See, also, 1 Corpus Juris 523; 1 R. C. L. 177; Harrison v. Henderson, 67 Kan. 194, 202, 62 L. R. A. 760; Canton Union Coal Co. v. Parlin & Orendorff Co., 215 Ill. 244, 74 N. E. 143, 106 Am. St. 162; Nassoiy v. Tomlinson, 148 N. Y. 326, 51 Am. St. 695. Nor do the cases upon which the appellants rely, as we read them, in anywise deny this rule.
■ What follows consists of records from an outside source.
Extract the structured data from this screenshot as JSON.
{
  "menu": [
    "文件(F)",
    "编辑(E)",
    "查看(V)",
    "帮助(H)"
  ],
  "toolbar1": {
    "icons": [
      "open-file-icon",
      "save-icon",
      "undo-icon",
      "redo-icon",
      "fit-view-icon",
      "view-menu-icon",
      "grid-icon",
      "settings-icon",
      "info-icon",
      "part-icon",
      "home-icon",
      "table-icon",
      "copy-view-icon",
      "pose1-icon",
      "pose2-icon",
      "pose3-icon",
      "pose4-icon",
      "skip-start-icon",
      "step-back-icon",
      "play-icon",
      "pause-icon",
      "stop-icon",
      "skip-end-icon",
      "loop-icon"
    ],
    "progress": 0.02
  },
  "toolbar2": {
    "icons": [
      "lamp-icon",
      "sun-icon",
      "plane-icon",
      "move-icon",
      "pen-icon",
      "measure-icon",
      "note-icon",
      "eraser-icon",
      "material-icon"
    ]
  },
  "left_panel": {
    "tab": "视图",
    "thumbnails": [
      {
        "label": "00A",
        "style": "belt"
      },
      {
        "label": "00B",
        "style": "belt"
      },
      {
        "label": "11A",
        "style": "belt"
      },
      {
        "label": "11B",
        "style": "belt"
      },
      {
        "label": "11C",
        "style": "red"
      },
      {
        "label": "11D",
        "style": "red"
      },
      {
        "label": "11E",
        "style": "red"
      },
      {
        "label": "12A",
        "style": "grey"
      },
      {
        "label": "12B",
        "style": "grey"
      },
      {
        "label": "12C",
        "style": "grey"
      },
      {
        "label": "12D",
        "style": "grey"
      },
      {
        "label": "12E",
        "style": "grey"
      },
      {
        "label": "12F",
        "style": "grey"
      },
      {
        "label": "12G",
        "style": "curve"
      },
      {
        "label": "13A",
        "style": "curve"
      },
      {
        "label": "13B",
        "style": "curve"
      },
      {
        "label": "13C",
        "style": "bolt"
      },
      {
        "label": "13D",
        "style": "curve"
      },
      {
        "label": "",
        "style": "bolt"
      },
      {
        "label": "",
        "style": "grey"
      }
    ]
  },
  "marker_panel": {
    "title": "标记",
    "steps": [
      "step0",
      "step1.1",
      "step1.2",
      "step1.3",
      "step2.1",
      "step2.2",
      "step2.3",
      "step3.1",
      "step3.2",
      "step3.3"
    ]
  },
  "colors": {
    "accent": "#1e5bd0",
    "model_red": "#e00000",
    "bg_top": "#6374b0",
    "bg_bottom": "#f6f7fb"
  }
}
The fallacy of appellants’ position lies in this: first, whatever Sauset’s intention, the check was not offered in full satisfaction of the demand, though respondent thought that Sauset intended or hoped it would be so accepted; no conditions accompanied it and there was nothing to indicate that it might not, in the event that the payee declined to accept it as full payment, be applied on account and further negotiations be had as to the remainder of the claim. Second, there is nothing in the record to indicate that respondent ac*448cepted the check as full payment. He testifies that he would not, and did not, so consider it, and his acts in taking it to his attorney with directions to cash it only if it could be applied on account bear out his testimony. Hence there was no meeting of the minds, no agreement to compromise, and no accord and satisfaction. The jury were privileged to take this view of the evidence and its verdict establishes the facts as related. The trial court did not err in denying the motions for nonsuit, for judgment non obstante veredicto, or for a new trial. The jury was properly instructed and the judgment must be affirmed. It is so ordered.

Parker, C. J., Bridges, and Main, JJ., concur.